Reflekslerin sınıflandırılması. Var olmak çeşitli sınıflandırmalar refleksler: indüksiyon yöntemlerine göre, reseptörlerin özellikleri, onları destekleyen merkezi sinir yapıları, biyolojik önemi, refleks arkının sinir yapısının karmaşıklığı vb.

Çağırma yöntemine dayanarak, koşulsuz refleksler (kalıtsal olan bir refleks reaksiyon kategorisi) ve koşullu refleksler (organizmanın bireysel yaşamı boyunca edinilen refleks reaksiyonları) arasında bir ayrım yapılır.

Eksteroseptif refleksler vardır - çok sayıda dış reseptörün (ağrı, sıcaklık, dokunma vb.) tahrişiyle başlatılan refleks reaksiyonları, interoseptif refleksler (interoseptörlerin tahrişiyle tetiklenen refleks reaksiyonları: kemo-, baro-, osmoreseptörler, vb.), propriyoseptif refleksler ( kasların, tendonların, eklem yüzeylerinin vb. propriyoseptörlerinin tahrişine yanıt olarak gerçekleştirilen refleks reaksiyonlar.

Beynin bazı bölümlerinin aktivasyon seviyesine bağlı olarak spinal, bulvar, mezensefalik, diensefalik ve kortikal refleks reaksiyonları farklılaşır.

Biyolojiye göre. Amaca göre refleksler yiyecek, savunma, cinsel vb. olarak ayrılır.

Refleks halkası- refleksin uygulanmasında ve merkezi sinir sistemindeki refleks eyleminin doğası ve gücü hakkındaki bilgilerin geri bildirim iletiminde yer alan bir dizi NS yapısı.

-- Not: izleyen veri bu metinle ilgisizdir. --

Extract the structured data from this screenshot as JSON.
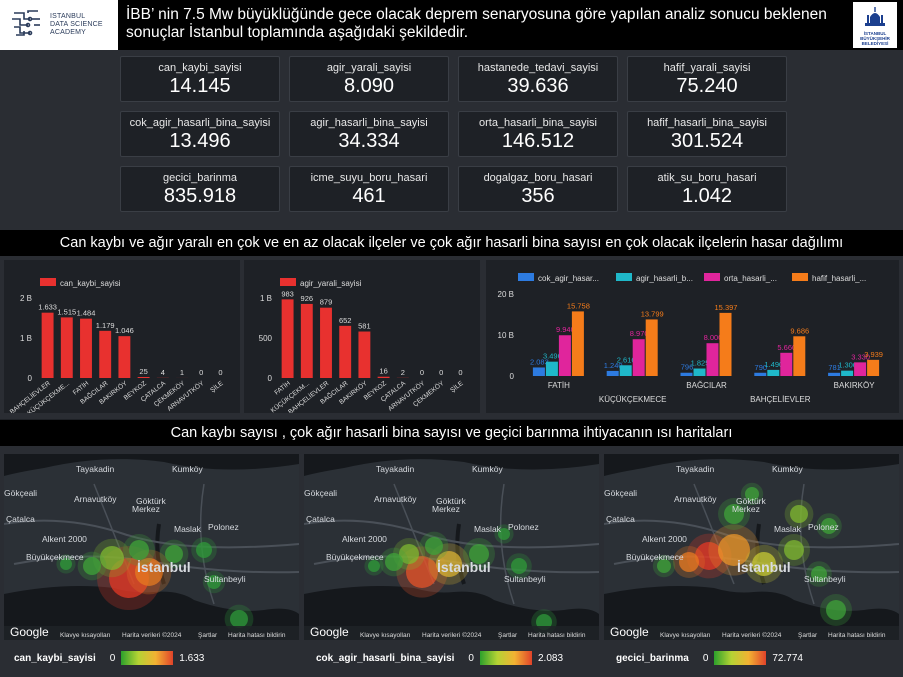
{
  "header": {
    "academy_lines": [
      "ISTANBUL",
      "DATA SCIENCE",
      "ACADEMY"
    ],
    "title": "İBB’ nin 7.5 Mw büyüklüğünde gece olacak deprem senaryosuna göre yapılan analiz sonucu beklenen sonuçlar İstanbul toplamında aşağıdaki şekildedir.",
    "ibb_logo_lines": [
      "İSTANBUL",
      "BÜYÜKŞEHİR",
      "BELEDİYESİ"
    ]
  },
  "kpis": [
    {
      "label": "can_kaybi_sayisi",
      "value": "14.145"
    },
    {
      "label": "agir_yarali_sayisi",
      "value": "8.090"
    },
    {
      "label": "hastanede_tedavi_sayisi",
      "value": "39.636"
    },
    {
      "label": "hafif_yarali_sayisi",
      "value": "75.240"
    },
    {
      "label": "cok_agir_hasarli_bina_sayisi",
      "value": "13.496"
    },
    {
      "label": "agir_hasarli_bina_sayisi",
      "value": "34.334"
    },
    {
      "label": "orta_hasarli_bina_sayisi",
      "value": "146.512"
    },
    {
      "label": "hafif_hasarli_bina_sayisi",
      "value": "301.524"
    },
    {
      "label": "gecici_barinma",
      "value": "835.918"
    },
    {
      "label": "icme_suyu_boru_hasari",
      "value": "461"
    },
    {
      "label": "dogalgaz_boru_hasari",
      "value": "356"
    },
    {
      "label": "atik_su_boru_hasari",
      "value": "1.042"
    }
  ],
  "section1_title": "Can kaybı ve ağır yaralı en çok ve en az olacak ilçeler ve çok ağır hasarli bina sayısı en çok olacak ilçelerin hasar dağılımı",
  "section2_title": "Can kaybı sayısı , çok ağır hasarli bina sayısı ve geçici barınma ihtiyacanın ısı haritaları",
  "chart_data": [
    {
      "type": "bar",
      "legend": "can_kaybi_sayisi",
      "color": "#e8312f",
      "categories": [
        "BAHÇELİEVLER",
        "KÜÇÜKÇEKME...",
        "FATİH",
        "BAĞCILAR",
        "BAKIRKÖY",
        "BEYKOZ",
        "ÇATALCA",
        "ÇEKMEKÖY",
        "ARNAVUTKÖY",
        "ŞİLE"
      ],
      "values": [
        1633,
        1515,
        1484,
        1179,
        1046,
        25,
        4,
        1,
        0,
        0
      ],
      "labels": [
        "1.633",
        "1.515",
        "1.484",
        "1.179",
        "1.046",
        "25",
        "4",
        "1",
        "0",
        "0"
      ],
      "yticks": [
        "0",
        "1 B",
        "2 B"
      ],
      "ylim": [
        0,
        2000
      ]
    },
    {
      "type": "bar",
      "legend": "agir_yarali_sayisi",
      "color": "#e8312f",
      "categories": [
        "FATİH",
        "KÜÇÜKÇEKM...",
        "BAHÇELİEVLER",
        "BAĞCILAR",
        "BAKIRKÖY",
        "BEYKOZ",
        "ÇATALCA",
        "ARNAVUTKÖY",
        "ÇEKMEKÖY",
        "ŞİLE"
      ],
      "values": [
        983,
        926,
        879,
        652,
        581,
        16,
        2,
        0,
        0,
        0
      ],
      "labels": [
        "983",
        "926",
        "879",
        "652",
        "581",
        "16",
        "2",
        "0",
        "0",
        "0"
      ],
      "yticks": [
        "0",
        "500",
        "1 B"
      ],
      "ylim": [
        0,
        1000
      ]
    },
    {
      "type": "bar",
      "categories": [
        "FATİH",
        "KÜÇÜKÇEKMECE",
        "BAĞCILAR",
        "BAHÇELİEVLER",
        "BAKIRKÖY"
      ],
      "yticks": [
        "0",
        "10 B",
        "20 B"
      ],
      "ylim": [
        0,
        20000
      ],
      "series": [
        {
          "name": "cok_agir_hasar...",
          "color": "#2d7be0",
          "values": [
            2083,
            1240,
            796,
            790,
            781
          ],
          "labels": [
            "2.083",
            "1.240",
            "796",
            "790",
            "781"
          ]
        },
        {
          "name": "agir_hasarli_b...",
          "color": "#1fb8c9",
          "values": [
            3496,
            2616,
            1825,
            1490,
            1306
          ],
          "labels": [
            "3.496",
            "2.616",
            "1.825",
            "1.490",
            "1.306"
          ]
        },
        {
          "name": "orta_hasarli_...",
          "color": "#e0259c",
          "values": [
            9940,
            8970,
            8000,
            5660,
            3330
          ],
          "labels": [
            "9.940",
            "8.970",
            "8.000",
            "5.660",
            "3.330"
          ]
        },
        {
          "name": "hafif_hasarli_...",
          "color": "#f57c1a",
          "values": [
            15758,
            13799,
            15397,
            9686,
            3939
          ],
          "labels": [
            "15.758",
            "13.799",
            "15.397",
            "9.686",
            "3.939"
          ]
        }
      ]
    }
  ],
  "maps": [
    {
      "metric": "can_kaybi_sayisi",
      "min": "0",
      "max": "1.633"
    },
    {
      "metric": "cok_agir_hasarli_bina_sayisi",
      "min": "0",
      "max": "2.083"
    },
    {
      "metric": "gecici_barinma",
      "min": "0",
      "max": "72.774"
    }
  ],
  "map_labels": {
    "places": [
      "Tayakadin",
      "Kumköy",
      "Gökçeali",
      "Arnavutköy",
      "Göktürk",
      "Merkez",
      "Çatalca",
      "Maslak",
      "Polonez",
      "Alkent 2000",
      "Büyükçekmece",
      "İstanbul",
      "Sultanbeyli"
    ],
    "google": "Google",
    "footer": [
      "Klavye kısayolları",
      "Harita verileri ©2024",
      "Şartlar",
      "Harita hatası bildirin"
    ]
  }
}
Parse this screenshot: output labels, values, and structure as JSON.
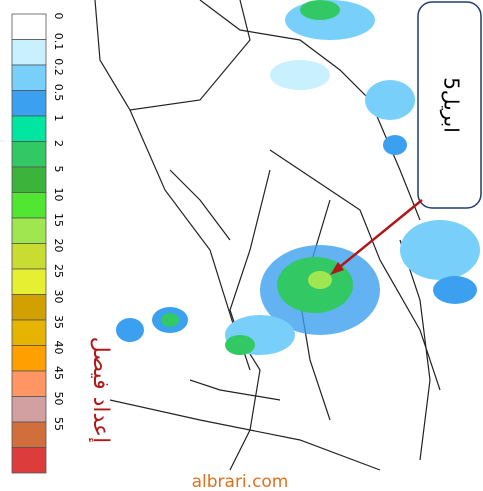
{
  "legend": {
    "items": [
      {
        "label": "0",
        "color": "#ffffff"
      },
      {
        "label": "0.1",
        "color": "#c8f0ff"
      },
      {
        "label": "0.2",
        "color": "#78d0fa"
      },
      {
        "label": "0.5",
        "color": "#3ca0f0"
      },
      {
        "label": "1",
        "color": "#00e6a0"
      },
      {
        "label": "2",
        "color": "#32c864"
      },
      {
        "label": "5",
        "color": "#3cb43c"
      },
      {
        "label": "10",
        "color": "#50e632"
      },
      {
        "label": "15",
        "color": "#a0e650"
      },
      {
        "label": "20",
        "color": "#c8dc32"
      },
      {
        "label": "25",
        "color": "#e6f032"
      },
      {
        "label": "30",
        "color": "#d2a000"
      },
      {
        "label": "35",
        "color": "#e6b400"
      },
      {
        "label": "40",
        "color": "#ffa000"
      },
      {
        "label": "45",
        "color": "#ff9664"
      },
      {
        "label": "50",
        "color": "#d2a0a0"
      },
      {
        "label": "55",
        "color": "#d26e3c"
      },
      {
        "label": null,
        "color": "#dc3c3c"
      }
    ]
  },
  "callout": {
    "text": "5ابريل"
  },
  "author": {
    "text": "إعداد فيصل"
  },
  "watermark": {
    "text": "albrari.com"
  }
}
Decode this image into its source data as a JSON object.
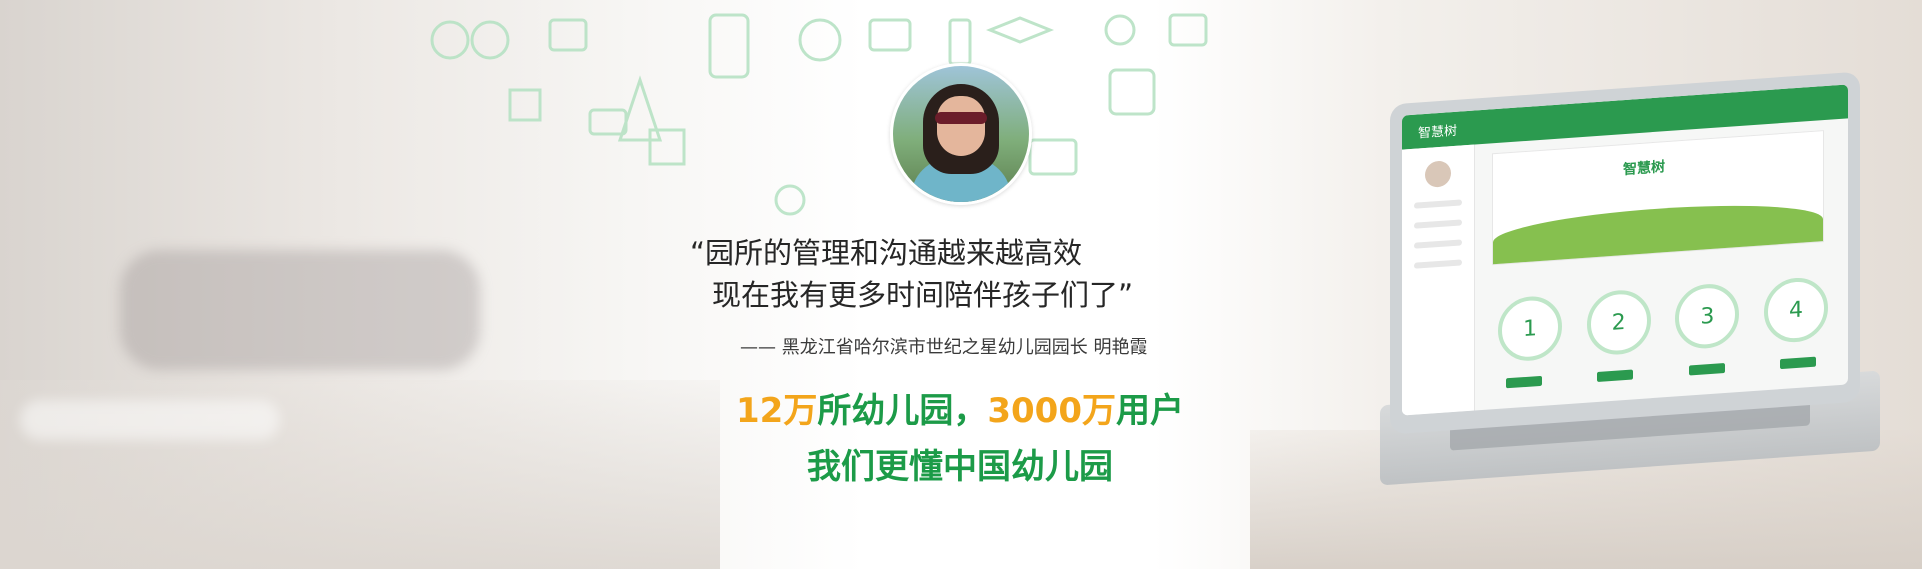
{
  "testimonial": {
    "quote_line1": "“园所的管理和沟通越来越高效",
    "quote_line2": "现在我有更多时间陪伴孩子们了”",
    "attribution": "—— 黑龙江省哈尔滨市世纪之星幼儿园园长  明艳霞"
  },
  "headline": {
    "part1_num": "12万",
    "part1_text": "所幼儿园，",
    "part2_num": "3000万",
    "part2_text": "用户",
    "line2": "我们更懂中国幼儿园"
  },
  "laptop": {
    "brand": "智慧树",
    "steps": [
      "1",
      "2",
      "3",
      "4"
    ]
  },
  "colors": {
    "accent_green": "#1c9b48",
    "accent_orange": "#f3a51b"
  }
}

Refleks Halkası şunları içerir:

  • Refleks arkı
  • efektör organdan merkezi sinir sistemine afferentasyonu tersine çevirir.

Bir refleks halkası ile bir yay arasındaki temel fark, tam olarak ters aferentasyonun, yani efektör ile sinir merkezi arasındaki geri bildirimin varlığıdır. Efektör tarafından gerçekleştirilen eylem hakkındaki bilgi, eylem sonucunun alıcısı olan sinir merkezinde programlanan bilgiyle karşılaştırılır. Refleks halkası hedefe ulaşırsa ve gerçekleştirilen eylem kodlanan modelle örtüşürse bu geçici işlevsel sistem bozulur. Bu, A. A. Ukhtomsky'nin, belirli bir başarı için sinir merkezlerinin geçici bir bağlantısı olarak baskın olan hakkındaki öğretisiyle örtüşmektedir. Dolayısıyla refleks halkası, refleks yayı gibi uyaran-tepki prensibine göre değil, çevre ile vücut arasındaki halkasal etkileşim prensibine göre hareket eder.

Bazı basit refleksleri gerçekleştirirken halkaya ihtiyaç duyulmadığını ve yay seviyesinde (ağrı ve savunma) meydana geldiğini belirtmekte fayda var.